# 110v vs. 220v



## bubbawhale (Feb 18, 2012)

Howdy folks, just a quick question about voltage. I was told to buy a bigger light (THG, thanks again) so I did and now my electric bill has gone wild. I only grow for personal use so I try to keep the consumption of electricity down to a minimum, I grow three plants at a time and end up throughing away half of the last grow when the new grow is ready and cured, I also clone my own. Question is, should I change over to 220v from 110v? I have the circuit handy, within five feet from my light cord. I bought a 600watt sun system with a master crop II hood. My plants are growing much faster, bigger, and brighter green than ever before:hubba:, I had a 400watt light before. Will my consumption fall enough to make it worth my while? Thanks for your attention.

Larry


----------



## pcduck (Feb 18, 2012)

Only difference is less amps and less heat from ballast, the same amount of electricity (wattage) is being used.


----------



## dman1234 (Feb 18, 2012)

A 600 shouldnt make your bill jump very much but that can depend on how much you pay.

Rather than throw out your weed why not just take a break between grows and you can save on power that way..

how much did your bill jump?


----------



## bubbawhale (Feb 18, 2012)

Thanks for the reply PC & DMAN. My wife says it jumped about $75 a  month but it's hard to tell because we live in cold country and I do a lot of work on equiptment in my barn and naturally that takes electricity also. My old light was a 400w made in about 1990 so I figured a new light would be more efficient just because of technology. Never assume. Also thought because of the ampherage being less it would draw less electricity. Maybe just go back to my old light or like you said, take a break between grows. That creates it's own set of difficulties with cloning and keeping the plants alive and happy. Well, thanks again.

Larry


----------



## Classic (Feb 18, 2012)

600 watts is 600 watts and it doesn't matter if you run at 110v or 220v.  The power used is equal to the volts times the amps.  You'll get half the amps at 220 but you have twice the voltage.  Multiply it out and you get the same amount of power.

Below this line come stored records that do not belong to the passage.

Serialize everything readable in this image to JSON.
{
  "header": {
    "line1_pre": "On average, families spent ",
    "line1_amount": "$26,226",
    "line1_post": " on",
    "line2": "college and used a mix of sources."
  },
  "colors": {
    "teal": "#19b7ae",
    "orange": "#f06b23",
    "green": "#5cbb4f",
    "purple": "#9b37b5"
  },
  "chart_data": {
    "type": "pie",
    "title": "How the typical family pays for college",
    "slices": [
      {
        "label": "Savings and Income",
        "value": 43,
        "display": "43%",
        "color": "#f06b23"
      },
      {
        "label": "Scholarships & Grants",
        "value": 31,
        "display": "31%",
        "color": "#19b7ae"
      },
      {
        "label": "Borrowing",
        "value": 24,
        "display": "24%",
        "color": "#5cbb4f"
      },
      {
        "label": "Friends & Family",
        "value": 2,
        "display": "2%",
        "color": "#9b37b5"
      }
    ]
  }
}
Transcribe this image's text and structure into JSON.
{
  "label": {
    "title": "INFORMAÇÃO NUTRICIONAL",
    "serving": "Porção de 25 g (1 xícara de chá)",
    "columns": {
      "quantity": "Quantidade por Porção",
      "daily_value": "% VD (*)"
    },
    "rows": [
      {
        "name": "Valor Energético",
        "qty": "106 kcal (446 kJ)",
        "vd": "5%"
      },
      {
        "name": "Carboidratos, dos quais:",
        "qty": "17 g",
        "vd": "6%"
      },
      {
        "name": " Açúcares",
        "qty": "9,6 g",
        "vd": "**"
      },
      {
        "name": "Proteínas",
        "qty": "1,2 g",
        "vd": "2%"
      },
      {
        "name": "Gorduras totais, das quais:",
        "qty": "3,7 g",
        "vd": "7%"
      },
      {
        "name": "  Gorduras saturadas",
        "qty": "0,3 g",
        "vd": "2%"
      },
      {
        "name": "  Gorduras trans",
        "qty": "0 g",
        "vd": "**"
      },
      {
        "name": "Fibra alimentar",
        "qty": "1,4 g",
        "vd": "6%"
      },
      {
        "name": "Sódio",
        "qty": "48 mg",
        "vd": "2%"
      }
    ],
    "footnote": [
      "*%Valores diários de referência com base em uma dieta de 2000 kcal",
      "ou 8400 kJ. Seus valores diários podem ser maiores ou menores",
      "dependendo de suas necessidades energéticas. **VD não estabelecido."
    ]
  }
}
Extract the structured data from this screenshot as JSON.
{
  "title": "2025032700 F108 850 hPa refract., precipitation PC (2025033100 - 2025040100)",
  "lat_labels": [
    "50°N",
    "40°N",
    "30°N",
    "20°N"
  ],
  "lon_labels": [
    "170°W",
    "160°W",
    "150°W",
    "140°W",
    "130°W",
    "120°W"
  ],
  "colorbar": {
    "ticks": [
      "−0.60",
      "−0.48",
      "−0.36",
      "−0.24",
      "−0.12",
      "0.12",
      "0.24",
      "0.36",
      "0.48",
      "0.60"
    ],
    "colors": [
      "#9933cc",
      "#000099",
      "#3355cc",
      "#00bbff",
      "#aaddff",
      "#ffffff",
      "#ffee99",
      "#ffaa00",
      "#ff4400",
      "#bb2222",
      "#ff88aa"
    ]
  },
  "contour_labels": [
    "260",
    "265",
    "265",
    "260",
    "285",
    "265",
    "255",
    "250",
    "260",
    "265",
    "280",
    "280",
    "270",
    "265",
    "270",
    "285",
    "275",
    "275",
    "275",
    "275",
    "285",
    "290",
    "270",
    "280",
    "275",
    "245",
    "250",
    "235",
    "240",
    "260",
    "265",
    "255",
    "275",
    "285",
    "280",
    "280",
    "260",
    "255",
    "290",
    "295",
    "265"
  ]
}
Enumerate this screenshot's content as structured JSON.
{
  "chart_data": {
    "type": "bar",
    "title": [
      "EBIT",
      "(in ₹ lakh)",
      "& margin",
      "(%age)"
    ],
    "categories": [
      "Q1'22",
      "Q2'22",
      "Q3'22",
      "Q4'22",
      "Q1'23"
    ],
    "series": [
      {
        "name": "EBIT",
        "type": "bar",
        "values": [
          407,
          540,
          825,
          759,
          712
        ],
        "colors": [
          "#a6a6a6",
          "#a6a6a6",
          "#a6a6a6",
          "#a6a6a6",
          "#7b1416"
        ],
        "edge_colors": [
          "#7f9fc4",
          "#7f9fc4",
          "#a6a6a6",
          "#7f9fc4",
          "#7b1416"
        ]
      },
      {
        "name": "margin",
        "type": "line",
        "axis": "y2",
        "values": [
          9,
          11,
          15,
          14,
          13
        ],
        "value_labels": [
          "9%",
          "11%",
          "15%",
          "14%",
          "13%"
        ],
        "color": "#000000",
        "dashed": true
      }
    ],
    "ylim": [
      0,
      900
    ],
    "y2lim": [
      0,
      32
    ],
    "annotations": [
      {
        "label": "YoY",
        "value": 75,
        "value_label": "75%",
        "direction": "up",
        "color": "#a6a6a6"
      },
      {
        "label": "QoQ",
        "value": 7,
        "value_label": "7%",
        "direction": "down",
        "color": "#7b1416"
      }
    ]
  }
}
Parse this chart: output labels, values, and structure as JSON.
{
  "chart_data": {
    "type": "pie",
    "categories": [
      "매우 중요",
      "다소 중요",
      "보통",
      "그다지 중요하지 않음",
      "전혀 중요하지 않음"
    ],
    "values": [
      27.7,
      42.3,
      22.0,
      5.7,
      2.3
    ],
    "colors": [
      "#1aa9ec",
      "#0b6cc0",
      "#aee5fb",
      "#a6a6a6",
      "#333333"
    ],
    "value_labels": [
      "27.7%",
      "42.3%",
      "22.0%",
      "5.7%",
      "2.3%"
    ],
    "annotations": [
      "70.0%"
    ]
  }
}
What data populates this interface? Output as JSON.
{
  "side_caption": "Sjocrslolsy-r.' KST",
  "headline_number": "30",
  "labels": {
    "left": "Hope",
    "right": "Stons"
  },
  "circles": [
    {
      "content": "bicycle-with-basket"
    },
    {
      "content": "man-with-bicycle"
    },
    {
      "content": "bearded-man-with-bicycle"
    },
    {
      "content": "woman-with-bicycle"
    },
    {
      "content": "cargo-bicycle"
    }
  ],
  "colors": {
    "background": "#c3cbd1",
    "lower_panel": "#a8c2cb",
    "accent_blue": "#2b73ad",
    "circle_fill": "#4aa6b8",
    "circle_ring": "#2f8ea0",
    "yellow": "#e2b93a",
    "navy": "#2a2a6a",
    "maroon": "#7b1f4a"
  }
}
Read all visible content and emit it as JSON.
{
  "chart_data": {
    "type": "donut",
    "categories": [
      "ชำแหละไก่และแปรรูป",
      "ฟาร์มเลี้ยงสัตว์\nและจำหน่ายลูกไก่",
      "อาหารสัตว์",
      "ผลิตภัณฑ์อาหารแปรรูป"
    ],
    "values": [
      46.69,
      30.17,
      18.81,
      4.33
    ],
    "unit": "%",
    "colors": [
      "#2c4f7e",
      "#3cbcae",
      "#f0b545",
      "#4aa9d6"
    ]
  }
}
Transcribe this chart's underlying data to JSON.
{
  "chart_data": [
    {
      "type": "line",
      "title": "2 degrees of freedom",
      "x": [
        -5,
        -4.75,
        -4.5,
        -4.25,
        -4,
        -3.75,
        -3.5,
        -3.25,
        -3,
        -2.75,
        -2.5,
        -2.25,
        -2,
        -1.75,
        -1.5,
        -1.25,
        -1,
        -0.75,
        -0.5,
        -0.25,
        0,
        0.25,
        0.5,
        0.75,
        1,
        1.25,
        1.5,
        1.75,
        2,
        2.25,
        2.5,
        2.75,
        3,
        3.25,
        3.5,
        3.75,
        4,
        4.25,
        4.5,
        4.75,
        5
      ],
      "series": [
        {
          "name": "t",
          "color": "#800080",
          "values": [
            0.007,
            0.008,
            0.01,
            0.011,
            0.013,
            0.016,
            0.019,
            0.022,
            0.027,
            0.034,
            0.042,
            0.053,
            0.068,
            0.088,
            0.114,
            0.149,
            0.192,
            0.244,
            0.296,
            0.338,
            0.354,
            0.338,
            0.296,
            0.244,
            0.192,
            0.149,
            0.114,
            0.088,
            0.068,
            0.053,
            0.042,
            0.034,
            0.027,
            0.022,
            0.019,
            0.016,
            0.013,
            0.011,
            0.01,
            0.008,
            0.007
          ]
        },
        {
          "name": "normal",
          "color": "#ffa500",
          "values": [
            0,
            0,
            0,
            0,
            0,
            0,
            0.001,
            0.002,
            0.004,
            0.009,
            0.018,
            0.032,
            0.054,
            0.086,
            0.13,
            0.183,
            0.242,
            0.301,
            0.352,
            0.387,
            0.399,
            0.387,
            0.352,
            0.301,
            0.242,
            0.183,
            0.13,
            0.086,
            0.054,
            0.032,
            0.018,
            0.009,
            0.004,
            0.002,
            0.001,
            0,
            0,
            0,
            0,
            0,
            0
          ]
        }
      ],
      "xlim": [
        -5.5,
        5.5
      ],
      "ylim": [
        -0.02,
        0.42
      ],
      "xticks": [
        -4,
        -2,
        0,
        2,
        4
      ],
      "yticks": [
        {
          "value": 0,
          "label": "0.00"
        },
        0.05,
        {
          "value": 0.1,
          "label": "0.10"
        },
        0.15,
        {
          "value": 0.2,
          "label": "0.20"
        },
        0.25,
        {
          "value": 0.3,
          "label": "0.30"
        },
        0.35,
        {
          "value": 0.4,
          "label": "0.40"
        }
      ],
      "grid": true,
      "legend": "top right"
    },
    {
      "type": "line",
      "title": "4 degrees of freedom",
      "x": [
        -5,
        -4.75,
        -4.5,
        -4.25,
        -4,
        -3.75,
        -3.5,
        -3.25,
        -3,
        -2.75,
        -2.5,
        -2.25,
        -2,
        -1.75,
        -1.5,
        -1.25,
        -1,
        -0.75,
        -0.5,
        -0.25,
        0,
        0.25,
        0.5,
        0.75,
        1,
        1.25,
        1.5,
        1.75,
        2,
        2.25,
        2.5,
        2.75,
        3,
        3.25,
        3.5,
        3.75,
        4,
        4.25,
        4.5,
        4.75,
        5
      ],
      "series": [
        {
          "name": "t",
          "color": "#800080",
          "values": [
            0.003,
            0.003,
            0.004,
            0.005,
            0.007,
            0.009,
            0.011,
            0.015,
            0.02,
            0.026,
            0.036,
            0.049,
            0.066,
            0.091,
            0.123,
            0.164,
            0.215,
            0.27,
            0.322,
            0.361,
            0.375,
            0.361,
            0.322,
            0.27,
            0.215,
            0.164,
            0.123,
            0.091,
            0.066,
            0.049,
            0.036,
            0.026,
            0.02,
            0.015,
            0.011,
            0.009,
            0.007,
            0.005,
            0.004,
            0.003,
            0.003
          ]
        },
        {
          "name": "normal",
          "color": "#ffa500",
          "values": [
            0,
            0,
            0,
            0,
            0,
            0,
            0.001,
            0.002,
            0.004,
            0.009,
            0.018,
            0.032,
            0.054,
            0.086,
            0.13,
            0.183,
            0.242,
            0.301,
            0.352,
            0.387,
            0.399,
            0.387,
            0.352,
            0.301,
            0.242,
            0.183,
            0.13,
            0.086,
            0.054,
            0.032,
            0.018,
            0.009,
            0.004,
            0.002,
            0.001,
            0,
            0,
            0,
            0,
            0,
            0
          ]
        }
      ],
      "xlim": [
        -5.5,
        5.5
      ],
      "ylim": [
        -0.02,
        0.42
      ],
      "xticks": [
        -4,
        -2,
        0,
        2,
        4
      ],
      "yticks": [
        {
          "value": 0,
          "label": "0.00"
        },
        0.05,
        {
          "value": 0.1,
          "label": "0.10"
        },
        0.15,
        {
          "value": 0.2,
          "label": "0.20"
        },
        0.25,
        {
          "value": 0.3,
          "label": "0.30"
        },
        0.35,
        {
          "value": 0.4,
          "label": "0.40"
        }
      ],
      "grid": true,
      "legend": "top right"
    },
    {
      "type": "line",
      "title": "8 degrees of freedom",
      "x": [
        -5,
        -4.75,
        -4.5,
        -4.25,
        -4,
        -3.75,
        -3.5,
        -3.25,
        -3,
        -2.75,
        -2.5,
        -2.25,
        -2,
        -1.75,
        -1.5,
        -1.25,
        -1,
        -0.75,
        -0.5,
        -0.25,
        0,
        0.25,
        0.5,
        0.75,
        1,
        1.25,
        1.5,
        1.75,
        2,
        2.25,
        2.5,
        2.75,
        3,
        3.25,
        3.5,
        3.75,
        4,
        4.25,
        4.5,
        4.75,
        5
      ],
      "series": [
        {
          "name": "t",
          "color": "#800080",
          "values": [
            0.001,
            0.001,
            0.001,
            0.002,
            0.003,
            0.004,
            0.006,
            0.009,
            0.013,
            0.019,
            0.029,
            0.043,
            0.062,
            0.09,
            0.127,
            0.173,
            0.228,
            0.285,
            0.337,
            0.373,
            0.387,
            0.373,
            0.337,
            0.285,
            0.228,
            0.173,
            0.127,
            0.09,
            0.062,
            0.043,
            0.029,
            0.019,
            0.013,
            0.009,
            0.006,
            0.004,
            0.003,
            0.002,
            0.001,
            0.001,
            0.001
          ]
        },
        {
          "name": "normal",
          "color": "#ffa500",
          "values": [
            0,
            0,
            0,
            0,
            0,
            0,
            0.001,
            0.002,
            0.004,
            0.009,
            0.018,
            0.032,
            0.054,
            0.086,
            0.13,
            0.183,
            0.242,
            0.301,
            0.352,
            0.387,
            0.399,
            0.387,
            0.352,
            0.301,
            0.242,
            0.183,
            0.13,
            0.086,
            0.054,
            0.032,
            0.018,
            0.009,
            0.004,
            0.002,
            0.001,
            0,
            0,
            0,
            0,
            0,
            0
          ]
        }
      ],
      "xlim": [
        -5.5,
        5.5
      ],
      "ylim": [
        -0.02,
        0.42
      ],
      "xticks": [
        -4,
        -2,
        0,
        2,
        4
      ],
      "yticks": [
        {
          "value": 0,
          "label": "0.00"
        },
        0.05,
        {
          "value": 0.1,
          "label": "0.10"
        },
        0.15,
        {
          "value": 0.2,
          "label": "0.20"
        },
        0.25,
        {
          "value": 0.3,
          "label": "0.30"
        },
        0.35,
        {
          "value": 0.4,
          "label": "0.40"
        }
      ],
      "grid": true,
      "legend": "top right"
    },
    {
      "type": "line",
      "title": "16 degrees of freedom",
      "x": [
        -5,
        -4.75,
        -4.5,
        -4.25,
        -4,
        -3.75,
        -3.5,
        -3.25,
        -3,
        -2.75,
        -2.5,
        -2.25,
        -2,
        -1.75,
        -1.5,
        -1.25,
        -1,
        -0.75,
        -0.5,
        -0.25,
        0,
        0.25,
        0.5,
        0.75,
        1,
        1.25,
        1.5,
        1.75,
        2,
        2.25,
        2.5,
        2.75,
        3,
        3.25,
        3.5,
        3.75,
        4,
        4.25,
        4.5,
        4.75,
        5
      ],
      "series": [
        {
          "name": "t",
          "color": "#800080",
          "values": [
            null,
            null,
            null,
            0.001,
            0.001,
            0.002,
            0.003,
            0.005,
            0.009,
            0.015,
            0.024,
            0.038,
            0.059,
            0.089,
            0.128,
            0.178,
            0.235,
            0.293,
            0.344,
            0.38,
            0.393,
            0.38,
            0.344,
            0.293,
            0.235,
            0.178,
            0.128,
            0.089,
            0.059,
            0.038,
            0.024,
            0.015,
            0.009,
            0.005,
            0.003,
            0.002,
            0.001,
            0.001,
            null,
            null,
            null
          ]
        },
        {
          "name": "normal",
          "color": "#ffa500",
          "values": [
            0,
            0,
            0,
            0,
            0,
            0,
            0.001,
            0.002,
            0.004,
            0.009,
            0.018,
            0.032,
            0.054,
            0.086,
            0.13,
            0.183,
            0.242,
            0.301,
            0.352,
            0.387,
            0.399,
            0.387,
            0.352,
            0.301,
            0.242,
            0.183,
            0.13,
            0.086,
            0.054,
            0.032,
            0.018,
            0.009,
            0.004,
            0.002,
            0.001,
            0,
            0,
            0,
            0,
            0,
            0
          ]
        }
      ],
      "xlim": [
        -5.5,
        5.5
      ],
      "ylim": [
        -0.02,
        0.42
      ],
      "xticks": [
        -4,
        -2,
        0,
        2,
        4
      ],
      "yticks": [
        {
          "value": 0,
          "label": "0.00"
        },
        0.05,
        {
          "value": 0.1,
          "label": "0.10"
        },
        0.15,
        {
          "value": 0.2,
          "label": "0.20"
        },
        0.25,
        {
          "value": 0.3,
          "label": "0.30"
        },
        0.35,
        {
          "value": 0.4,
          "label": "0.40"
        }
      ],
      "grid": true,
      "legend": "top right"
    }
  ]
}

A 600w light running 24/0 will amount to about 430 kWh per month.  Running 12/12, it's half that (215 kWh per month)

A 400w light would be about 290 kWh (24/0) or 145 kWh (12/12).

So, the difference between the two lights would be 140 kWh (24/0) or 70 kWh (12/12).

Unless you're paying $1 per kWh, the bigger light is not causing a $75 increase in your monthly electric bill.


----------



## PuffinNugs (Feb 18, 2012)

i run 2x 600s in flower and my bill only went up around $60 while using both 12/12, but i have T5 system, exhaust fans, and cirulation fans including in that increase.


----------



## Growdude (Feb 18, 2012)

:yeahthat: :yeahthat: :yeahthat: 





			
				Classic said:
			
		

> 600 watts is 600 watts and it doesn't matter if you run at 110v or 220v.  The power used is equal to the volts times the amps.  You'll get half the amps at 220 but you have twice the voltage.  Multiply it out and you get the same amount of power.
> 
> A 600w light running 24/0 will amount to about 430 kWh per month.  Running 12/12, it's half that (215 kWh per month)
> 
> ...


----------



## bubbawhale (Feb 18, 2012)

thanks for all the reply's folks, that clears it up nicely. I'll try another cycle of growth with the 600 and see if it was maybe the welding or the compressor or the drill press or may be using another tool that caused the jump in cost. thanks again.

Larry


----------



## The Hemp Goddess (Feb 18, 2012)

It is a simple matter to determine how much more electricity your light is actually drawing.  Classic has done the math--check how much you pay per kilowatt and multiple that times 70--that is the difference between a 600W and a 400W.

Welders and compressors can use a lot of power.  Also, do you electric heaters to heat the barn when you are working in it?


----------



## Roddy (Feb 19, 2012)

Just to point out, that $75/month is cheap for great smoke....


----------



## Roddy (Feb 19, 2012)

My electric jumped to $1000/month, I am using (5) 1000w HPS, between 2 and 4 T5's, fans, dehum etc etc....that jump was from an average of $200/month when was running a single 1000w HPS and a single T5.


----------



## bubbawhale (Feb 20, 2012)

Howdy Goddess and Roddy, good to talk to you. Roddy is right on when you consider how much a person could pay for this quality of smoke, and knowing for sure exactly how it was raised, organic for positive and for sure. Thanks for the idea about the light change from 400 to 600 Goddess, it really has made a difference in my plants, much hardier, greener, and bigger buds. I believe that the work I do in my barn is the reason for the jump in my bill, we'll know next month as I haven't done near as much work this month as last. Thanks again folks.

Larry


----------